Moving on to the NICU part of our stay, Sue, our nurse after birth, broke some rules/protocol by making sure Lindsay was put in a surgery bed and wheeled over to the NICU, just in time to be able to feed our little guy. I don’t know if Lindsay or Sue saw it or not but I may or may not have got a little emotional in the hallway knowing the rules that were broken to make that very, very intimate and special moment happen between a mama and her new baby boy. It touched my heart that Dr. Leonardi backed her actions and told her/everyone that he came into contact with that they were to do “everything in their power, with his backing” to get her to the NICU as much and as early as possible during our stay. Sue stuck with us through the entire stay in the hospital, taking time from her day/breaks to come and check on us and our little guy and she even is following along with our miracle on Facebook now. After having amazing night nurses during labor, then Sue, we didn’t think anyone could come close. Wrong. We had back to back Theresa’s in the NICU and they were both the sweetest, most comforting and informative nurses and we knew our boy was in good hands.
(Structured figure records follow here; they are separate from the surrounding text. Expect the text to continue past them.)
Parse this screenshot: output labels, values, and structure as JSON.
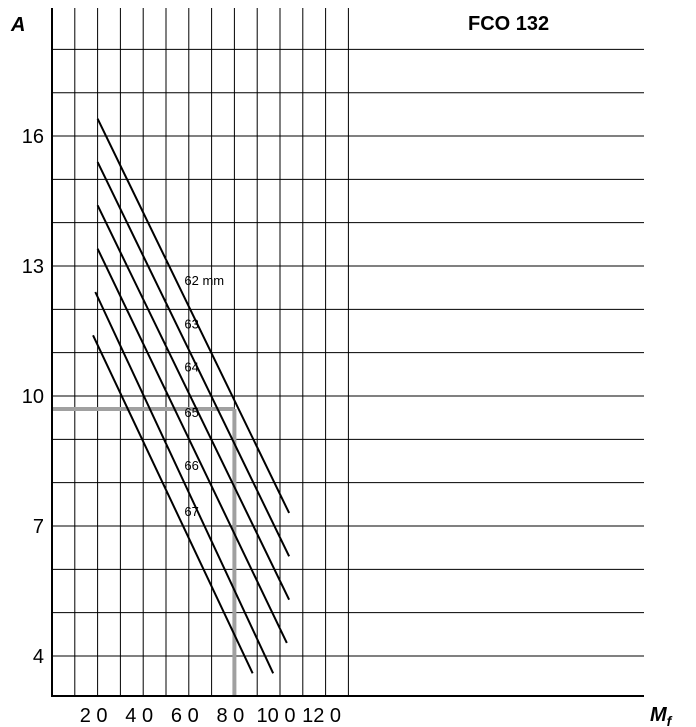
{
  "chart_data": {
    "type": "line",
    "title": "FCO 132",
    "ylabel": "A",
    "xlabel": "M",
    "xlabel_sub": "f",
    "x_ticks": [
      20,
      40,
      60,
      80,
      100,
      120
    ],
    "x_tick_labels": [
      "2 0",
      "4 0",
      "6 0",
      "8 0",
      "10 0",
      "12 0"
    ],
    "y_ticks": [
      4,
      7,
      10,
      13,
      16
    ],
    "y_tick_labels": [
      "4",
      "7",
      "10",
      "13",
      "16"
    ],
    "xlim": [
      0,
      130
    ],
    "ylim": [
      2.5,
      18.5
    ],
    "grid": true,
    "series": [
      {
        "name": "62 mm",
        "x": [
          20,
          104
        ],
        "y": [
          16.4,
          7.3
        ]
      },
      {
        "name": "63",
        "x": [
          20,
          104
        ],
        "y": [
          15.4,
          6.3
        ]
      },
      {
        "name": "64",
        "x": [
          20,
          104
        ],
        "y": [
          14.4,
          5.3
        ]
      },
      {
        "name": "65",
        "x": [
          20,
          103
        ],
        "y": [
          13.4,
          4.3
        ]
      },
      {
        "name": "66",
        "x": [
          19,
          97
        ],
        "y": [
          12.4,
          3.6
        ]
      },
      {
        "name": "67",
        "x": [
          18,
          88
        ],
        "y": [
          11.4,
          3.6
        ]
      }
    ],
    "reference": {
      "x": 80,
      "y": 9.7
    }
  }
}
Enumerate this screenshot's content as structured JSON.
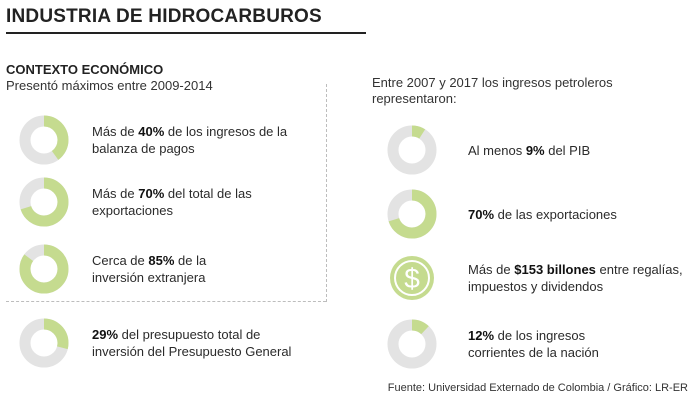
{
  "title": "INDUSTRIA DE HIDROCARBUROS",
  "left": {
    "heading": "CONTEXTO ECONÓMICO",
    "subheading": "Presentó máximos entre 2009-2014"
  },
  "right": {
    "heading": "Entre 2007 y 2017 los ingresos petroleros representaron:"
  },
  "source": "Fuente: Universidad Externado de Colombia / Gráfico: LR-ER",
  "colors": {
    "fill": "#c5db8f",
    "track": "#e3e3e3",
    "icon_circle": "#c5db8f",
    "icon_stroke": "#7ea83a"
  },
  "icons": {
    "dollar": "dollar-sign-icon"
  },
  "chart_data": [
    {
      "type": "pie",
      "title": "",
      "items": [
        {
          "pre": "Más de ",
          "bold": "40%",
          "post": " de los ingresos de la balanza de pagos",
          "value": 40
        },
        {
          "pre": "Más de ",
          "bold": "70%",
          "post": " del total de las exportaciones",
          "value": 70
        },
        {
          "pre": "Cerca de ",
          "bold": "85%",
          "post": " de la inversión extranjera",
          "value": 85
        },
        {
          "pre": "",
          "bold": "29%",
          "post": " del presupuesto total de inversión del Presupuesto General",
          "value": 29
        }
      ]
    },
    {
      "type": "pie",
      "title": "",
      "items": [
        {
          "pre": "Al menos ",
          "bold": "9%",
          "post": " del PIB",
          "value": 9
        },
        {
          "pre": "",
          "bold": "70%",
          "post": " de las exportaciones",
          "value": 70
        },
        {
          "pre": "Más de ",
          "bold": "$153 billones",
          "post": " entre regalías, impuestos y dividendos",
          "value": null,
          "icon": "dollar"
        },
        {
          "pre": "",
          "bold": "12%",
          "post": " de los ingresos corrientes de la nación",
          "value": 12
        }
      ]
    }
  ]
}
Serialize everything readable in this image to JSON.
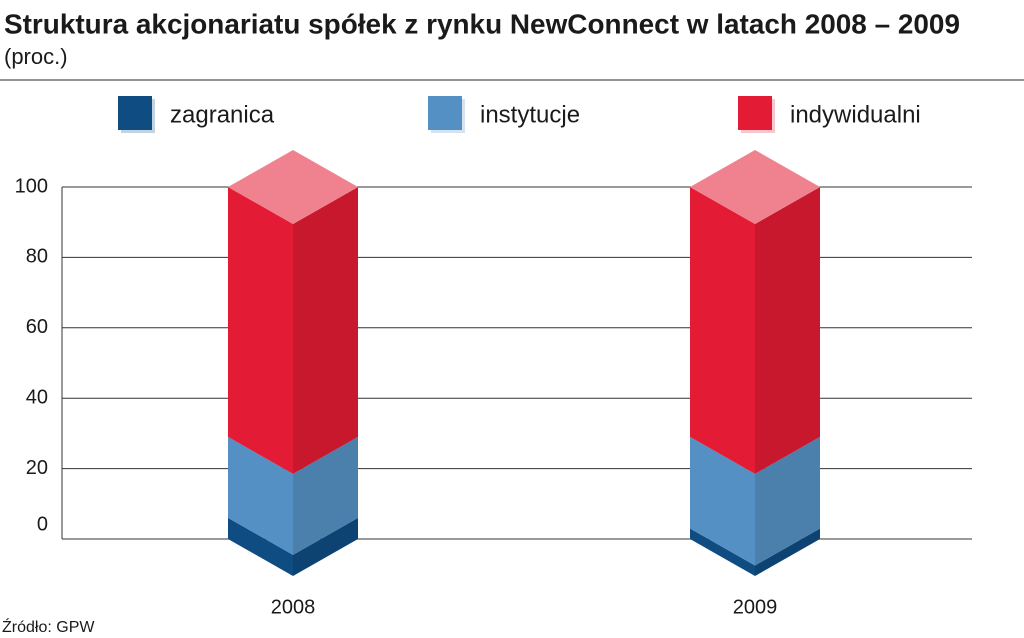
{
  "title": "Struktura akcjonariatu spółek z rynku NewConnect w latach 2008 – 2009",
  "subtitle": "(proc.)",
  "source": "Źródło: GPW",
  "chart_data": {
    "type": "bar",
    "stacked": true,
    "categories": [
      "2008",
      "2009"
    ],
    "series": [
      {
        "name": "zagranica",
        "color": "#0f4c81",
        "values": [
          6,
          3
        ]
      },
      {
        "name": "instytucje",
        "color": "#5590c4",
        "values": [
          23,
          26
        ]
      },
      {
        "name": "indywidualni",
        "color": "#e31b34",
        "values": [
          71,
          71
        ]
      }
    ],
    "ylim": [
      0,
      100
    ],
    "yticks": [
      0,
      20,
      40,
      60,
      80,
      100
    ],
    "grid": true
  }
}
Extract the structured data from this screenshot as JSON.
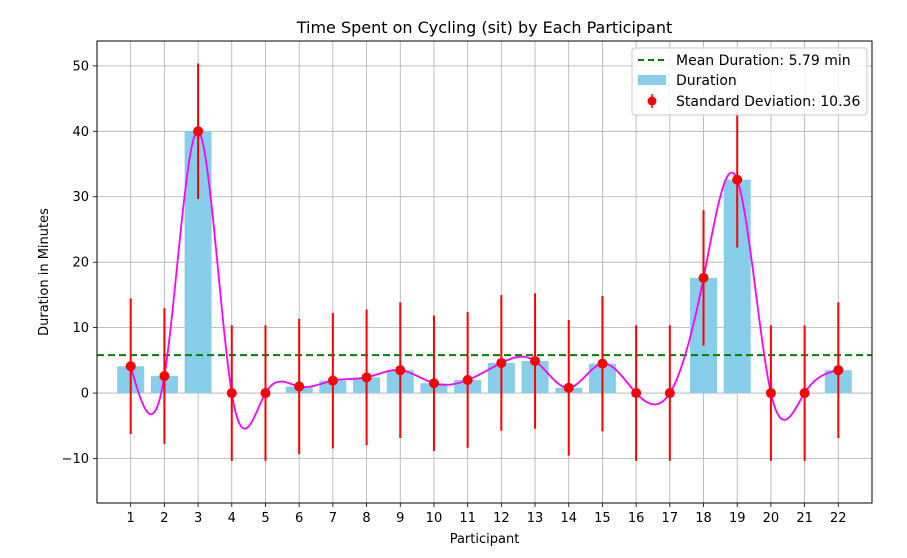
{
  "chart_data": {
    "type": "bar",
    "title": "Time Spent on Cycling (sit) by Each Participant",
    "xlabel": "Participant",
    "ylabel": "Duration in Minutes",
    "categories": [
      "1",
      "2",
      "3",
      "4",
      "5",
      "6",
      "7",
      "8",
      "9",
      "10",
      "11",
      "12",
      "13",
      "14",
      "15",
      "16",
      "17",
      "18",
      "19",
      "20",
      "21",
      "22"
    ],
    "values": [
      4.1,
      2.6,
      40.0,
      0.0,
      0.0,
      1.0,
      1.9,
      2.4,
      3.5,
      1.5,
      2.0,
      4.6,
      4.9,
      0.8,
      4.5,
      0.0,
      0.0,
      17.6,
      32.6,
      0.0,
      0.0,
      3.5
    ],
    "error": 10.36,
    "mean": 5.79,
    "ylim": [
      -16.8,
      53.8
    ],
    "yticks": [
      -10,
      0,
      10,
      20,
      30,
      40,
      50
    ],
    "grid": true,
    "legend_position": "top-right",
    "legend": {
      "mean_label": "Mean Duration: 5.79 min",
      "bar_label": "Duration",
      "std_label": "Standard Deviation: 10.36"
    },
    "colors": {
      "bar": "#87ceeb",
      "points": "#ff0000",
      "errorbar": "#ff0000",
      "mean_line": "#008000",
      "curve": "#ff00ff",
      "grid": "#b0b0b0"
    }
  }
}
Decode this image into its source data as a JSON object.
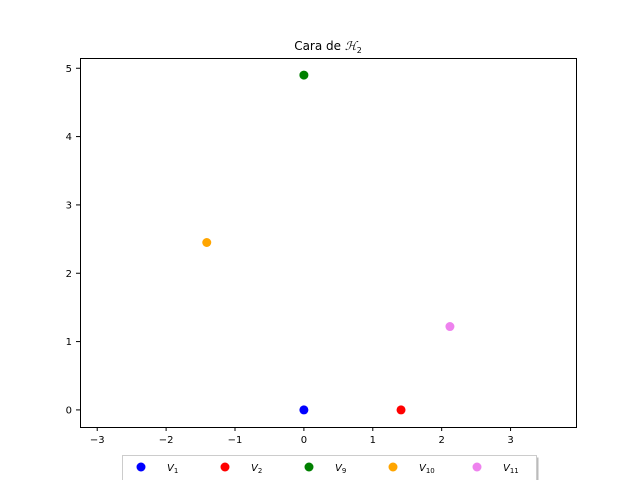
{
  "chart_data": {
    "type": "scatter",
    "title_prefix": "Cara de ",
    "title_symbol": "ℋ",
    "title_subscript": "2",
    "xlabel": "",
    "ylabel": "",
    "xlim": [
      -3.25,
      3.95
    ],
    "ylim": [
      -0.25,
      5.15
    ],
    "xticks": [
      -3,
      -2,
      -1,
      0,
      1,
      2,
      3
    ],
    "xtick_labels": [
      "−3",
      "−2",
      "−1",
      "0",
      "1",
      "2",
      "3"
    ],
    "yticks": [
      0,
      1,
      2,
      3,
      4,
      5
    ],
    "ytick_labels": [
      "0",
      "1",
      "2",
      "3",
      "4",
      "5"
    ],
    "grid": false,
    "legend_placement": "bottom-center",
    "series": [
      {
        "name": "V",
        "subscript": "1",
        "color": "#0000ff",
        "x": [
          0.0
        ],
        "y": [
          0.0
        ]
      },
      {
        "name": "V",
        "subscript": "2",
        "color": "#ff0000",
        "x": [
          1.41
        ],
        "y": [
          0.0
        ]
      },
      {
        "name": "V",
        "subscript": "9",
        "color": "#008000",
        "x": [
          0.0
        ],
        "y": [
          4.9
        ]
      },
      {
        "name": "V",
        "subscript": "10",
        "color": "#ffa500",
        "x": [
          -1.41
        ],
        "y": [
          2.45
        ]
      },
      {
        "name": "V",
        "subscript": "11",
        "color": "#ee82ee",
        "x": [
          2.12
        ],
        "y": [
          1.22
        ]
      }
    ]
  }
}
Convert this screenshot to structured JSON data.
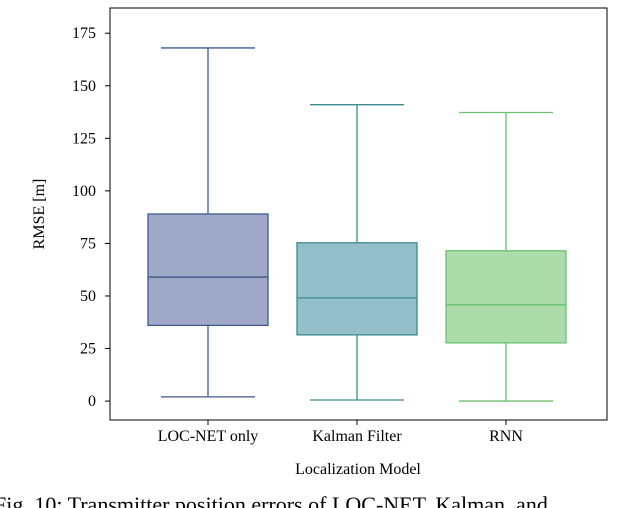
{
  "chart_data": {
    "type": "box",
    "caption": "Fig. 10: Transmitter position errors of LOC-NET, Kalman, and",
    "x_label": "Localization Model",
    "y_label": "RMSE [m]",
    "categories": [
      "LOC-NET only",
      "Kalman Filter",
      "RNN"
    ],
    "min": [
      2,
      0.5,
      0
    ],
    "q1": [
      36,
      31.5,
      27.7
    ],
    "median": [
      59,
      49.1,
      45.8
    ],
    "q3": [
      89,
      75.3,
      71.5
    ],
    "max": [
      168,
      141,
      137.3
    ],
    "colors": [
      "#3f5a8a",
      "#3d8a8f",
      "#6cc070"
    ],
    "fill_colors": [
      "#a0a8c8",
      "#92bfc9",
      "#acdcaa"
    ],
    "ylim": [
      -9,
      187
    ],
    "yticks": [
      0,
      25,
      50,
      75,
      100,
      125,
      150,
      175
    ],
    "grid": false
  }
}
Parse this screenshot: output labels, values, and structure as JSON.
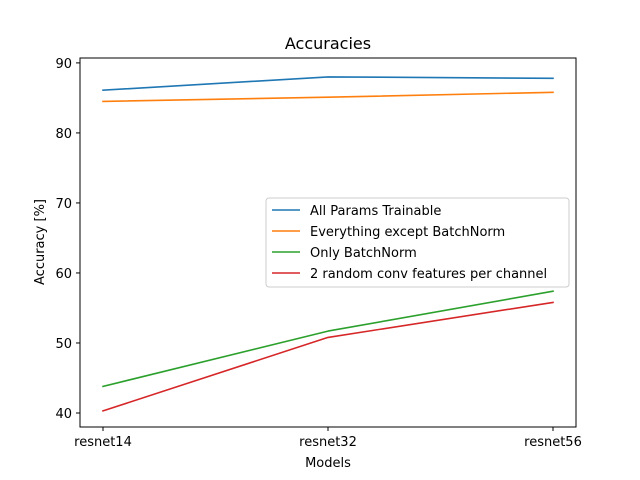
{
  "chart_data": {
    "type": "line",
    "title": "Accuracies",
    "xlabel": "Models",
    "ylabel": "Accuracy [%]",
    "categories": [
      "resnet14",
      "resnet32",
      "resnet56"
    ],
    "ylim": [
      38,
      90.7
    ],
    "yticks": [
      40,
      50,
      60,
      70,
      80,
      90
    ],
    "grid": false,
    "legend_position": "center-right",
    "series": [
      {
        "name": "All Params Trainable",
        "color": "#1f77b4",
        "values": [
          86.1,
          88.0,
          87.8
        ]
      },
      {
        "name": "Everything except BatchNorm",
        "color": "#ff7f0e",
        "values": [
          84.5,
          85.1,
          85.8
        ]
      },
      {
        "name": "Only BatchNorm",
        "color": "#2ca02c",
        "values": [
          43.8,
          51.7,
          57.4
        ]
      },
      {
        "name": "2 random conv features per channel",
        "color": "#d62728",
        "values": [
          40.3,
          50.8,
          55.8
        ]
      }
    ]
  }
}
Bentley was 35 weeks 4 days and had to stay in the NICU (protocol) until he was 36 weeks unless he showed good health, then he would be discharged after he passed testing. We spent 5 days in that miraculous wing of the hospital and I have a new appreciation for both NICU nurses and the families that have the misfortune of spending time in the NICU. We heard stories of 1 pound babies, crack/drug babies, rare-disorders, incredibly complex needs for care and 6 month NICU stays followed by Children’s Hospital stays. I can’t even imagine the courage, strength, persistance, love and patience that it would take to stay there that long and I pray each day now (have since we left) that every single baby and family member/caregiver be blessed by the hand of God and that they all get to go home in good health as soon as possible. Our time in the NICU included way too many heel pricks and bilirubin lights (jaundice lights) but no other injections of any kind or any wires/tubes besides a pulse-ox (oximeter) cuff. We were incredibly luck that despite Bentley’s severely low RBC (red blood cells), WBC (white blood cells) and platelet levels that he was able to slowly rebound before making a drastic jump between hospital discharge until our first pediatrician appointment.
On our 5th day in the NICU we headed home, exhausted and emotional about our time there but Lindsay and I held hands and cried together on our way home, happy to have a monumental step in this journey behind us. Not only was the step behind us but we had a beautiful, sleeping baby laying next to Lindsay and we were taking our miracle home to love on him extra hard now that he was here.
That said, we were at a fork in our journey’s path. We now had our miracle baby here and that battle had been won but now it was time to redirect all our energy on Lindsay and her battle with cancer. Tomorrow marks a big, big day in this new path that we’re on. Lindsay goes in for her PET (positron emission tomography) scans that will determine the direction of the rest of our path. Therefore, we need your prayers more than ever! We need good results from these scans so we can move forward and then move on from this awful, awful disease.
I haven’t even touched on my little Bentley buddy or our last 3 weeks at home yet but I plan to do that tomorrow evening. I just wanted this post out there so we can get everyone’s prayers working and helping us through one more major obstacle of this journey!